Newer Heparin No Better Than Aspirin in Preventing Second Stroke in Certain Patients

Cheryl A. Thompson

Research findings suggest that low-molecular-weight (LMW) heparin does not work better than aspirin at preventing a second stroke in the initial 14 days after the first one in patients with atrial fibrillation.

Although LMW heparins have previously been tested for the secondary prevention of stroke, none of the patients evaluated had atrial fibrillation, a condition that increases the risk for ischemic stroke. Researchers in Norway decided, therefore, to put this type of anticoagulant to the test against aspirin, which has been found useful for the secondary prevention of stroke in patients with atrial fibrillation.

Within 30 hours of the onset of stroke caused by a decrease in blood supply, 449 adults with atrial fibrillation at 45 medical centers were randomly assigned to receive one of two treatments: 100 IU/kg of dalteparin by subcutaneous injection twice daily plus placebo tablets daily, or 160 mg of aspirin daily plus placebo injections twice daily.

During the first 14 days, a second stroke occurred at about the same rate in both treatment groups: 8.5 percent in the dalteparin group, and 7.5 percent in the aspirin group. Neurological and functional status of the patients in the two groups did not differ during this period.

All the patients were at least 44 years old, and half the patients in each group were at least 80 years old. Eighty percent of the patients continued their assigned treatment for 11 to 17 days.

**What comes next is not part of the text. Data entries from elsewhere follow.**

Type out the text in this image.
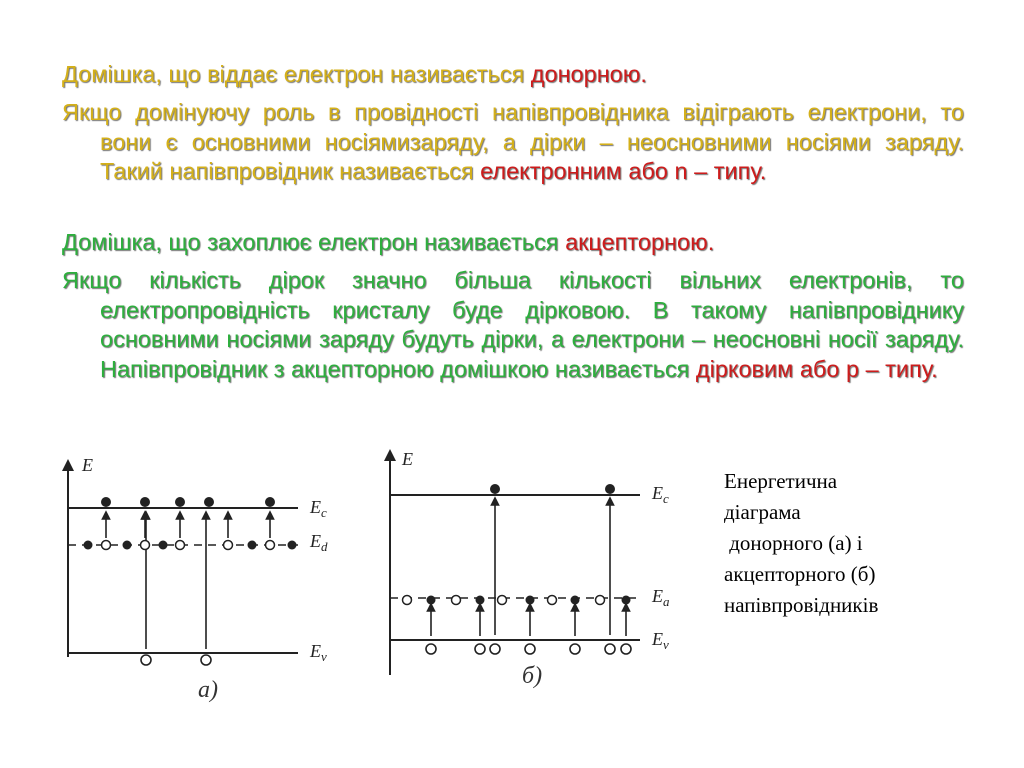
Домішка, що віддає електрон називається донорною.
Якщо домінуючу роль в провідності напівпровідника відіграють електрони, то вони є основними носіямизаряду, а дірки – неосновними носіями заряду. Такий напівпровідник називається електронним або n – типу.
Домішка, що захоплює електрон називається акцепторною.
Якщо кількість дірок значно більша кількості вільних електронів, то електропровідність кристалу буде дірковою. В такому напівпровіднику основними носіями заряду будуть дірки, а електрони – неосновні носії заряду. Напівпровідник з акцепторною домішкою називається дірковим або р – типу.
E
$E_c$
$E_d$
$E_v$
а)
E
$E_c$
$E_a$
$E_v$
б)
Енергетична
діаграма
донорного (а) і
акцепторного (б)
напівпровідників
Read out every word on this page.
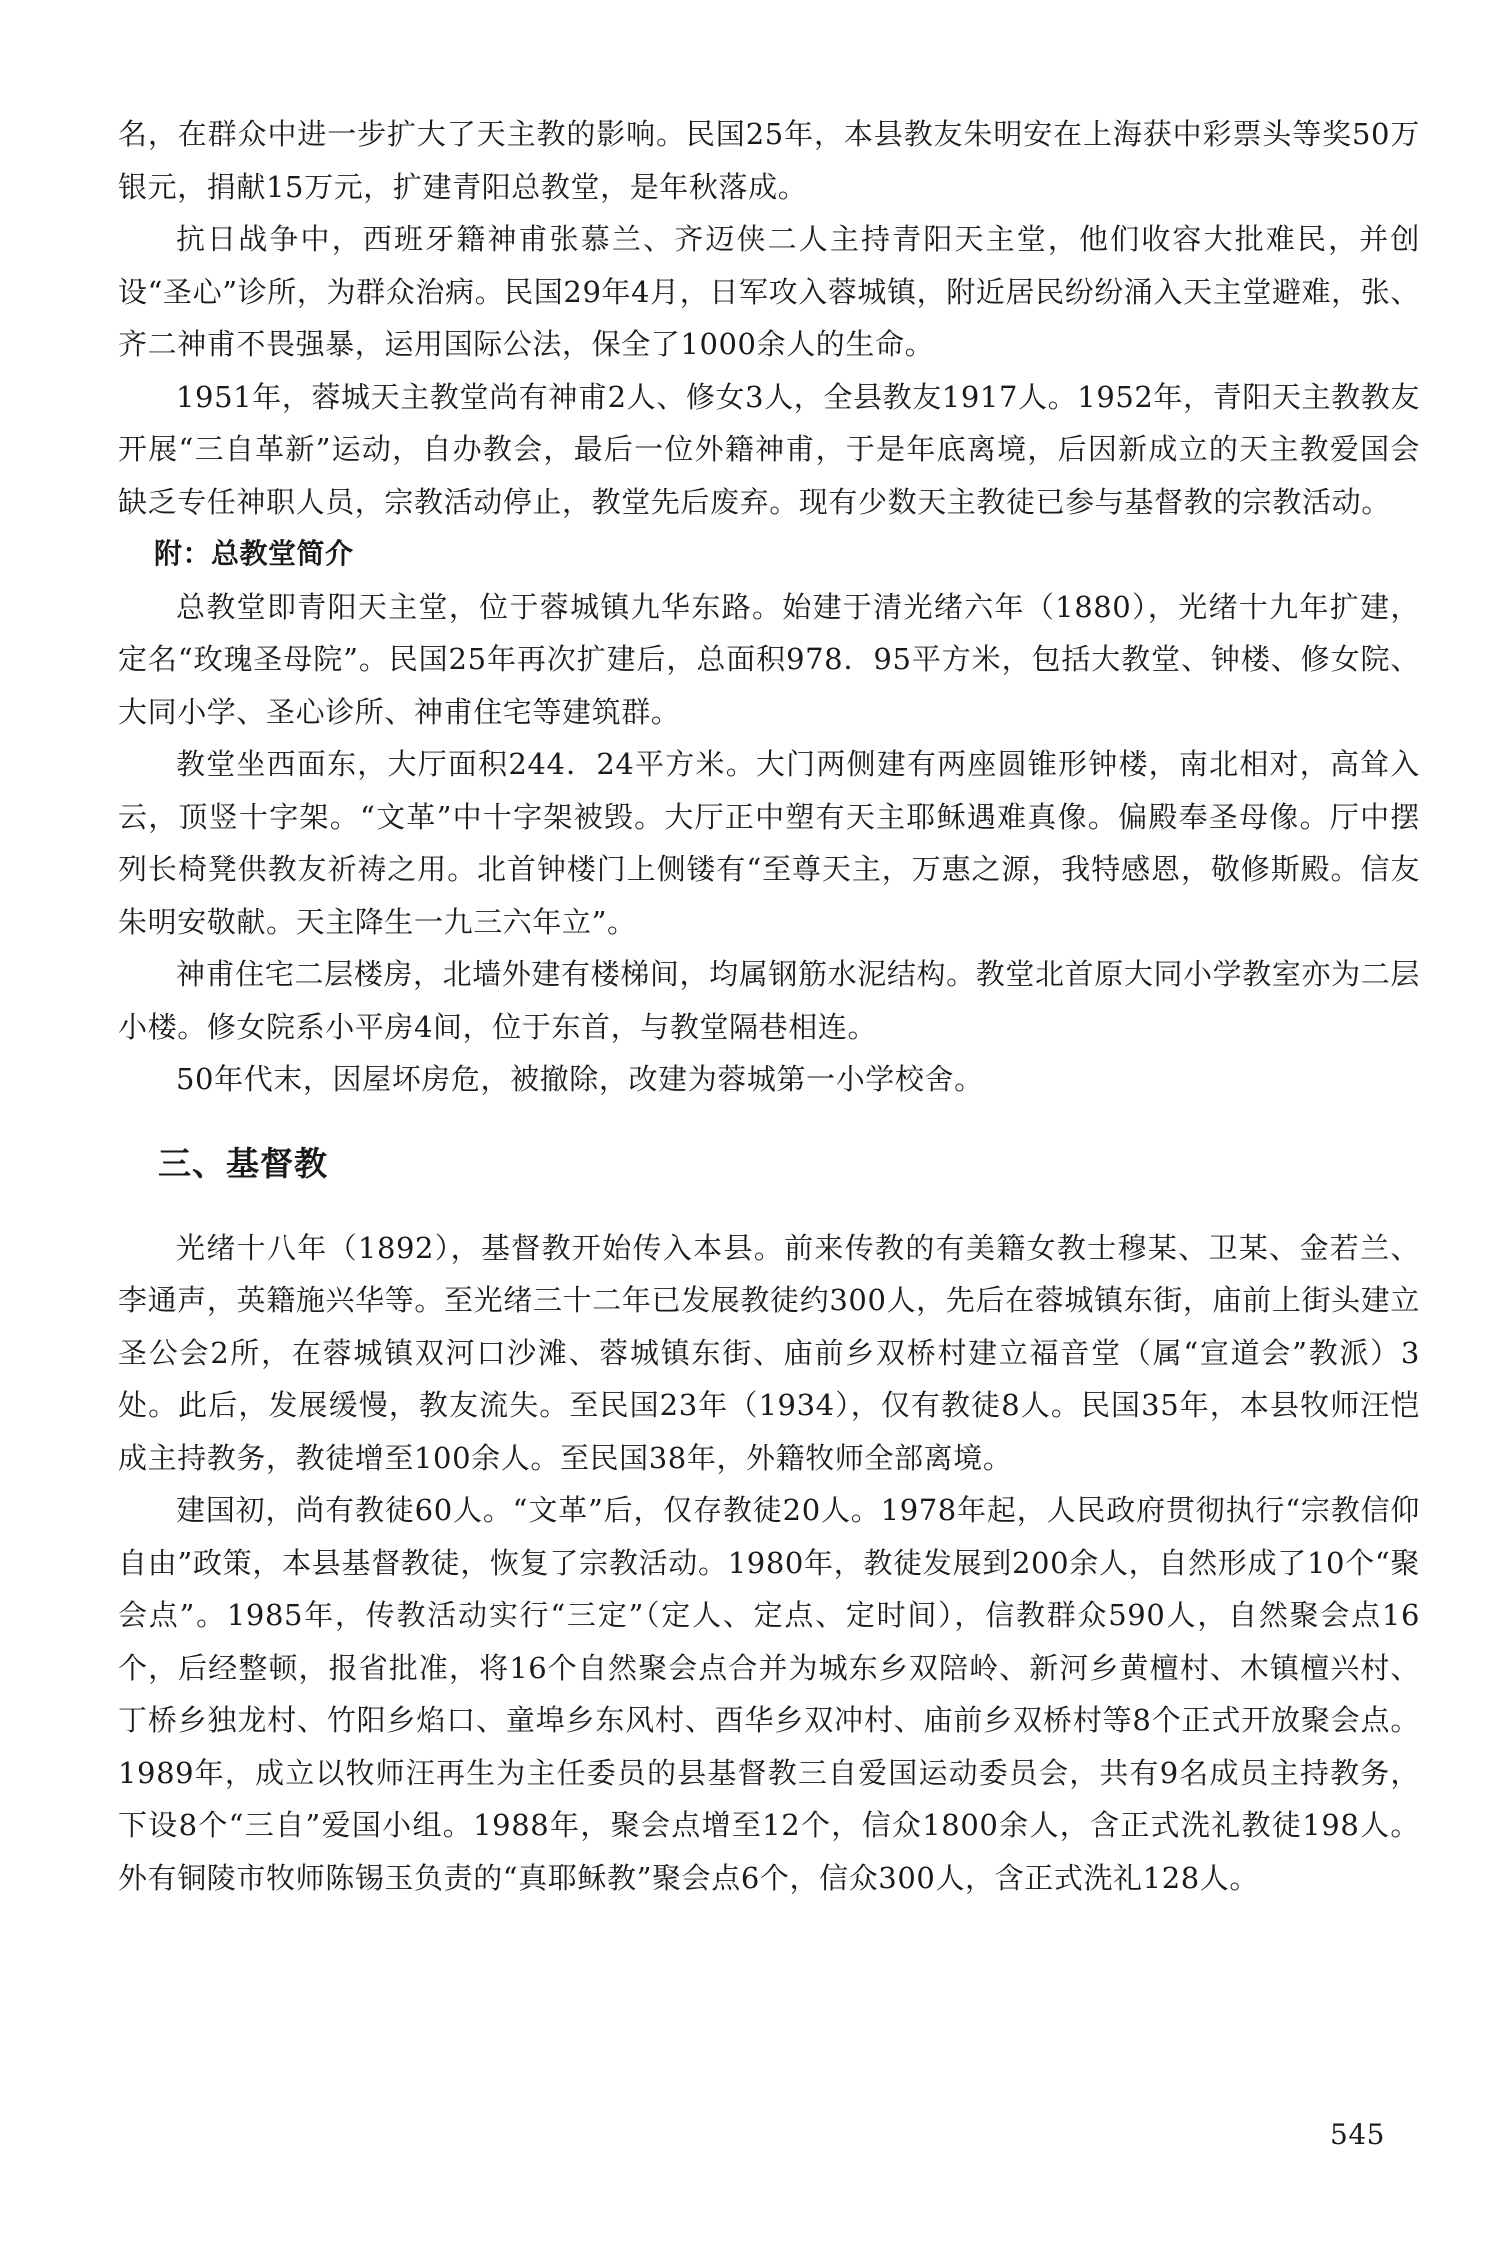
名，在群众中进一步扩大了天主教的影响。民国25年，本县教友朱明安在上海获中彩票头等奖50万银元，捐献15万元，扩建青阳总教堂，是年秋落成。

抗日战争中，西班牙籍神甫张慕兰、齐迈侠二人主持青阳天主堂，他们收容大批难民，并创设“圣心”诊所，为群众治病。民国29年4月，日军攻入蓉城镇，附近居民纷纷涌入天主堂避难，张、齐二神甫不畏强暴，运用国际公法，保全了1000余人的生命。

1951年，蓉城天主教堂尚有神甫2人、修女3人，全县教友1917人。1952年，青阳天主教教友开展“三自革新”运动，自办教会，最后一位外籍神甫，于是年底离境，后因新成立的天主教爱国会缺乏专任神职人员，宗教活动停止，教堂先后废弃。现有少数天主教徒已参与基督教的宗教活动。

附：总教堂简介

总教堂即青阳天主堂，位于蓉城镇九华东路。始建于清光绪六年（1880），光绪十九年扩建，定名“玫瑰圣母院”。民国25年再次扩建后，总面积978．95平方米，包括大教堂、钟楼、修女院、大同小学、圣心诊所、神甫住宅等建筑群。

教堂坐西面东，大厅面积244．24平方米。大门两侧建有两座圆锥形钟楼，南北相对，高耸入云，顶竖十字架。“文革”中十字架被毁。大厅正中塑有天主耶稣遇难真像。偏殿奉圣母像。厅中摆列长椅凳供教友祈祷之用。北首钟楼门上侧镂有“至尊天主，万惠之源，我特感恩，敬修斯殿。信友朱明安敬献。天主降生一九三六年立”。

神甫住宅二层楼房，北墙外建有楼梯间，均属钢筋水泥结构。教堂北首原大同小学教室亦为二层小楼。修女院系小平房4间，位于东首，与教堂隔巷相连。

50年代末，因屋坏房危，被撤除，改建为蓉城第一小学校舍。

三、基督教

光绪十八年（1892），基督教开始传入本县。前来传教的有美籍女教士穆某、卫某、金若兰、李通声，英籍施兴华等。至光绪三十二年已发展教徒约300人，先后在蓉城镇东街，庙前上街头建立圣公会2所，在蓉城镇双河口沙滩、蓉城镇东街、庙前乡双桥村建立福音堂（属“宣道会”教派）3处。此后，发展缓慢，教友流失。至民国23年（1934），仅有教徒8人。民国35年，本县牧师汪恺成主持教务，教徒增至100余人。至民国38年，外籍牧师全部离境。

建国初，尚有教徒60人。“文革”后，仅存教徒20人。1978年起，人民政府贯彻执行“宗教信仰自由”政策，本县基督教徒，恢复了宗教活动。1980年，教徒发展到200余人，自然形成了10个“聚会点”。1985年，传教活动实行“三定”（定人、定点、定时间），信教群众590人，自然聚会点16个，后经整顿，报省批准，将16个自然聚会点合并为城东乡双陪岭、新河乡黄檀村、木镇檀兴村、丁桥乡独龙村、竹阳乡焰口、童埠乡东风村、酉华乡双冲村、庙前乡双桥村等8个正式开放聚会点。1989年，成立以牧师汪再生为主任委员的县基督教三自爱国运动委员会，共有9名成员主持教务，下设8个“三自”爱国小组。1988年，聚会点增至12个，信众1800余人，含正式洗礼教徒198人。外有铜陵市牧师陈锡玉负责的“真耶稣教”聚会点6个，信众300人，含正式洗礼128人。

545
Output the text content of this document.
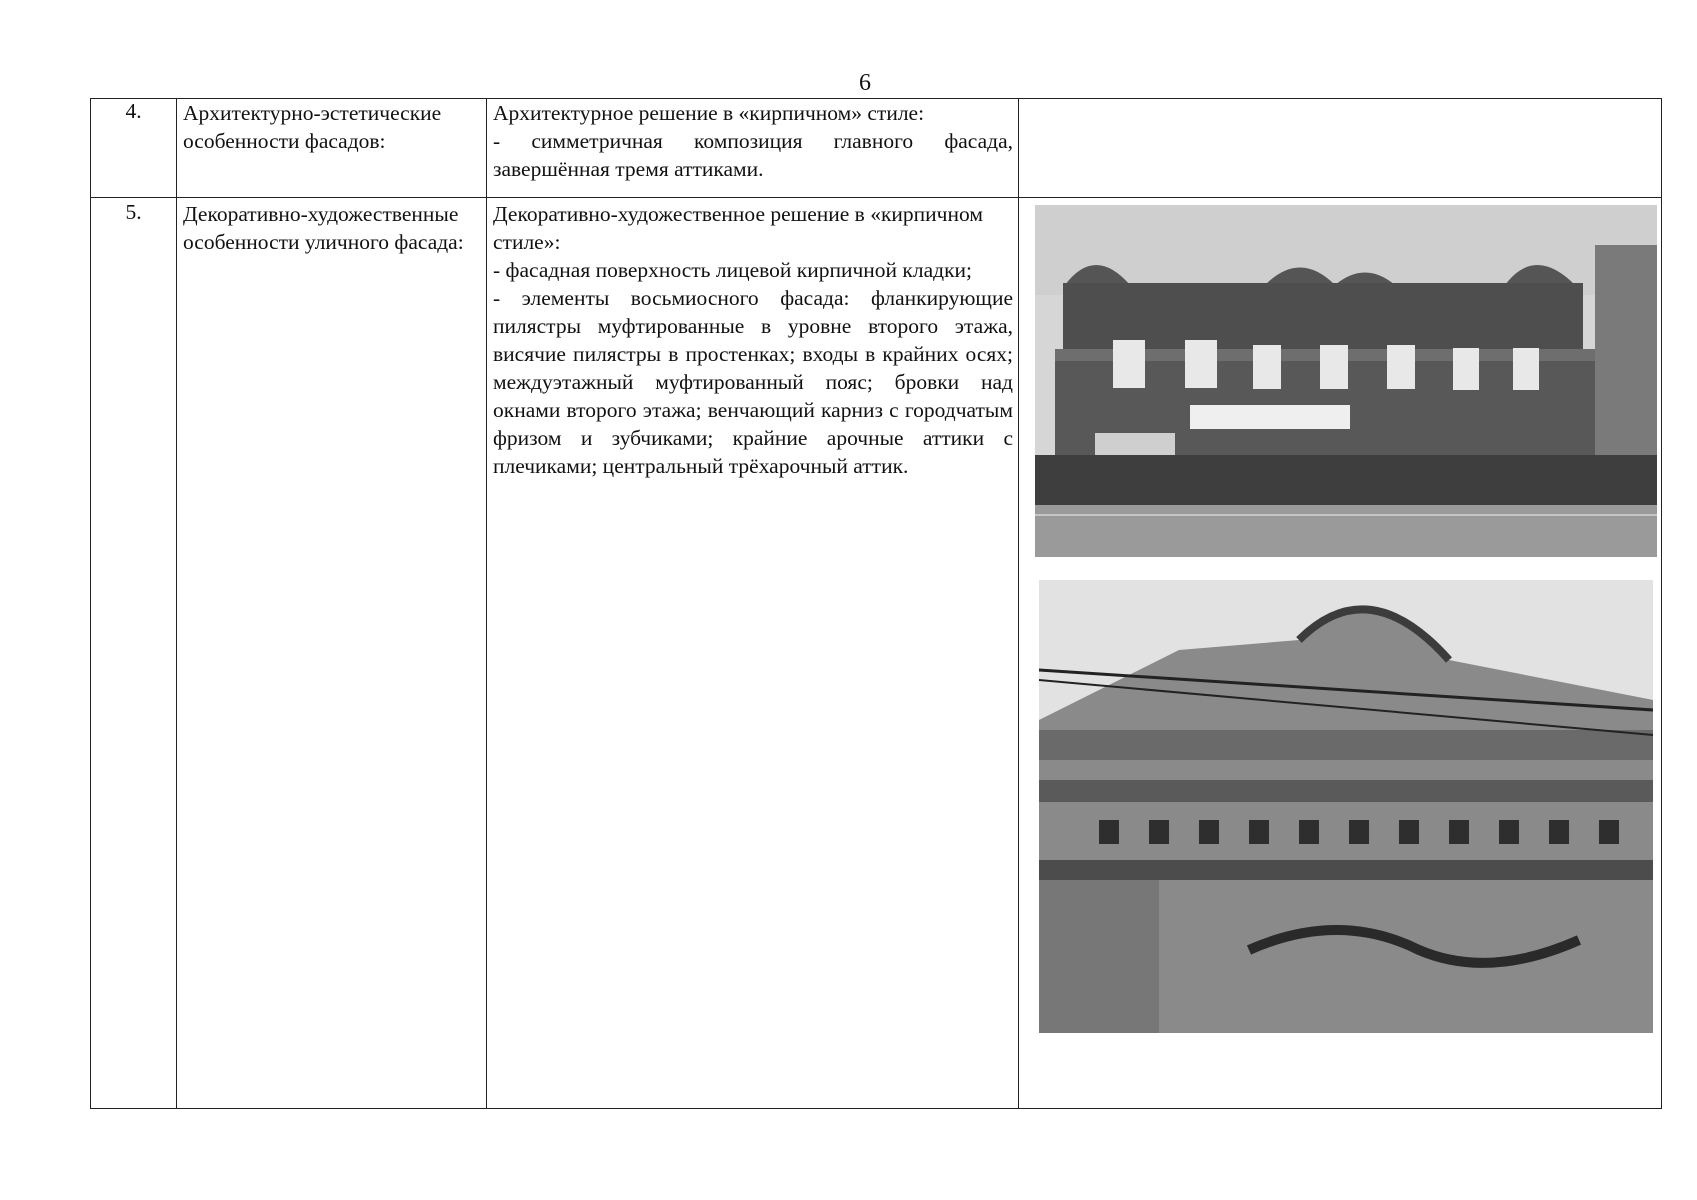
6
4.	Архитектурно-эстетические особенности фасадов:
Архитектурное решение в «кирпичном» стиле:
- симметричная композиция главного фасада, завершённая тремя аттиками.
5.	Декоративно-художественные особенности уличного фасада:
Декоративно-художественное решение в «кирпичном стиле»:
- фасадная поверхность лицевой кирпичной кладки;
- элементы восьмиосного фасада: фланкирующие пилястры муфтированные в уровне второго этажа, висячие пилястры в простенках; входы в крайних осях; междуэтажный муфтированный пояс; бровки над окнами второго этажа; венчающий карниз с городчатым фризом и зубчиками; крайние арочные аттики с плечиками; центральный трёхарочный аттик.
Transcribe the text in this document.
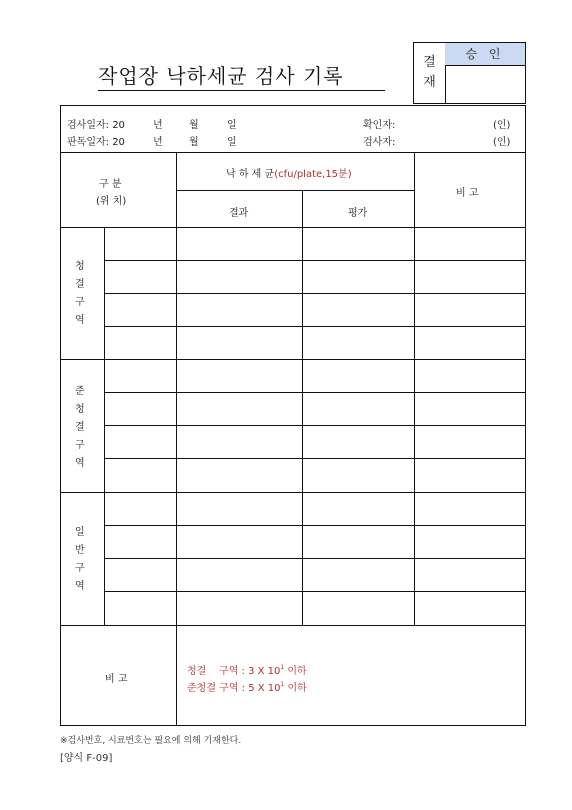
작업장 낙하세균 검사 기록
결
재
승 인
검사일자: 20	년	월	일	확인자:	(인)
판독일자: 20	년	월	일	검사자:	(인)
구 분
(위 치)
낙 하 세 균(cfu/plate,15분)
결과	평가
비 고
청
결
구
역
준
청
결
구
역
일
반
구
역
비 고
청결    구역 : 3 X $10^1$ 이하
준청결 구역 : 5 X $10^1$ 이하
※검사번호, 시료번호는 필요에 의해 기재한다.
[양식 F-09]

Although this study, published in the April 8 issue of Lancet, sought to determine whether one agent outperformed the other at preventing a second stroke, the serious toll of the initial ischemic stroke on patients emphasizes the importance of primary prevention. About 65 percent of patients in both groups were dead or functionally dependent three months after the initial stroke. The American Society of Health-System Pharmacists recommends the routine use of an antithrombotic agent such as aspirin to prevent stroke in patients with chronic atrial fibrillation.

The researchers, whose study received financial support from the manufacturers of dalteparin and the aspirin product, advised that clinicians prescribe aspirin therapy for the first 14 days after a stroke and consider following up with a short-term regimen of low-dose LMW heparin to prevent venous thromboembolism. This latter recommendation comes not from observations in the present study but from the generally accepted value of heparins as protectants against venous thromboembolism in patients with acute stroke.